A rogue group of mercenaries plans to attack Congressman Sam Nelson. The leader of the group, Eagan Raize, hates the Congressman. Eagan's father, Luther, was Nelson’s business partner and was sent to jail for eighteen years in a fraud case. Eagan believes that Nelson ruined his father’s life to take over the business. Sam Nelson is Kyle’s stepfather.

After an accidental shooting on the battlefield, Kyle Snowden's remorse was heavy and his sanity deteriorated. Following that incident, in which he unintentionally shot and killed his partner, he was unable to pick up a gun again.

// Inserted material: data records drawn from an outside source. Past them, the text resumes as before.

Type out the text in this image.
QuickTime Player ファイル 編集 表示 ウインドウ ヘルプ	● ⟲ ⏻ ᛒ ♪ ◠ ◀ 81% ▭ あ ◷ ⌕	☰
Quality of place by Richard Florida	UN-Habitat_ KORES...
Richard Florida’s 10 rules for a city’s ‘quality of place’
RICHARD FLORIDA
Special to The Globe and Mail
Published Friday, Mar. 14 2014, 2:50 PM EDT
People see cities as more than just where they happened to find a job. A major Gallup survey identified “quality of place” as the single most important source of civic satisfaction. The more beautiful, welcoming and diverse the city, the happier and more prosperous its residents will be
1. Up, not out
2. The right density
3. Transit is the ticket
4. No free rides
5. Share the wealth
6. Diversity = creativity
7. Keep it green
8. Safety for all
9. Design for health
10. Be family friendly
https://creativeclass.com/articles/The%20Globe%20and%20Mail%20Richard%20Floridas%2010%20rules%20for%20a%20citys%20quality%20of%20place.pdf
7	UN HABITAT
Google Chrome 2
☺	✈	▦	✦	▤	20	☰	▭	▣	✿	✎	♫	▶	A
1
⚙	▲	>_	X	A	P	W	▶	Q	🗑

Eagan attacks Nelson's store by planting a bomb while Kyle, Angel, and many others are in the store, taking them hostage. Kyle is reluctantly required to take up arms again. Eagan had planned to destroy Nelson and set an example for the town, but he ends up stealing money from the store and taking Sunshine at gunpoint because he is infatuated with her. After the murder of Kyle’s companion, Clove from Child Protective Services, a Spanish boy, Manny, becomes Kyle’s responsibility. Overcoming his fear, Kyle raids the store and saves the day.

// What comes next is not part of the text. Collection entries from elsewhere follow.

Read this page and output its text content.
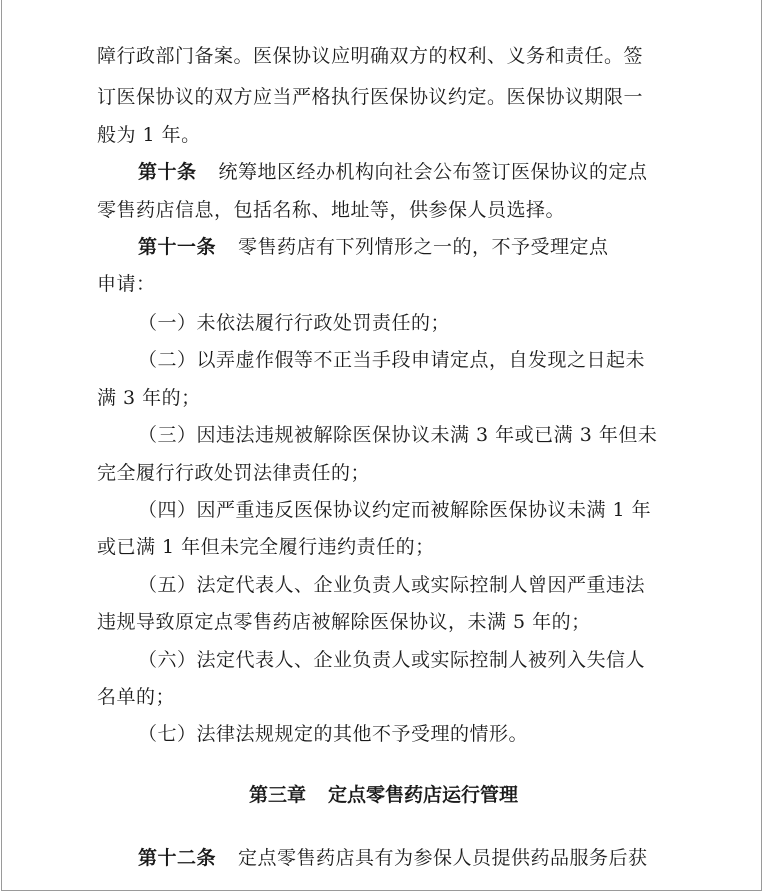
障行政部门备案。医保协议应明确双方的权利、义务和责任。签
订医保协议的双方应当严格执行医保协议约定。医保协议期限一
般为 1 年。
第十条 统筹地区经办机构向社会公布签订医保协议的定点
零售药店信息，包括名称、地址等，供参保人员选择。
第十一条 零售药店有下列情形之一的，不予受理定点
申请：
（一）未依法履行行政处罚责任的；
（二）以弄虚作假等不正当手段申请定点，自发现之日起未
满 3 年的；
（三）因违法违规被解除医保协议未满 3 年或已满 3 年但未
完全履行行政处罚法律责任的；
（四）因严重违反医保协议约定而被解除医保协议未满 1 年
或已满 1 年但未完全履行违约责任的；
（五）法定代表人、企业负责人或实际控制人曾因严重违法
违规导致原定点零售药店被解除医保协议，未满 5 年的；
（六）法定代表人、企业负责人或实际控制人被列入失信人
名单的；
（七）法律法规规定的其他不予受理的情形。
第三章 定点零售药店运行管理
第十二条 定点零售药店具有为参保人员提供药品服务后获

Nelson tries to convince the police that it was a planned robbery and not an act of terrorism, planned in order to claim insurance money. However, his efforts are futile, when Mikki steals Nelson's money for herself and Sunshine. Kyle plans to request temporary custody of Manny from the court. Kyle and Nelson make peace at the end.

==Cast==
- Tyrese Gibson as Kyle Snowden
- John Malkovich as Congressman Sam Nelson
- Michael Jai White as Sparks
- Christopher Backus as Eagan Raize
- Holly Taylor as Mikki
- Luna Lauren Velez as Sunshine
- Carlos Sanchez as Manny
- Brandi Bravo as Clove Martinez
- Zani Jones Mbayise as Angel Snowden
- Charlie Sara as Shane

==Production==
The film was originally titled Red 48. Filming wrapped in September 2020.

==Reception==
The film has a 0% rating on Rotten Tomatoes based on ten reviews.

Leslie Felperin of The Guardian awarded the film two stars out of five and wrote, "The whole shooting match is pretty bloody, and as cheesy as the dairy aisle, but decent fun to watch."

Jeffrey Anderson of Common Sense Media also awarded the film two stars out of five.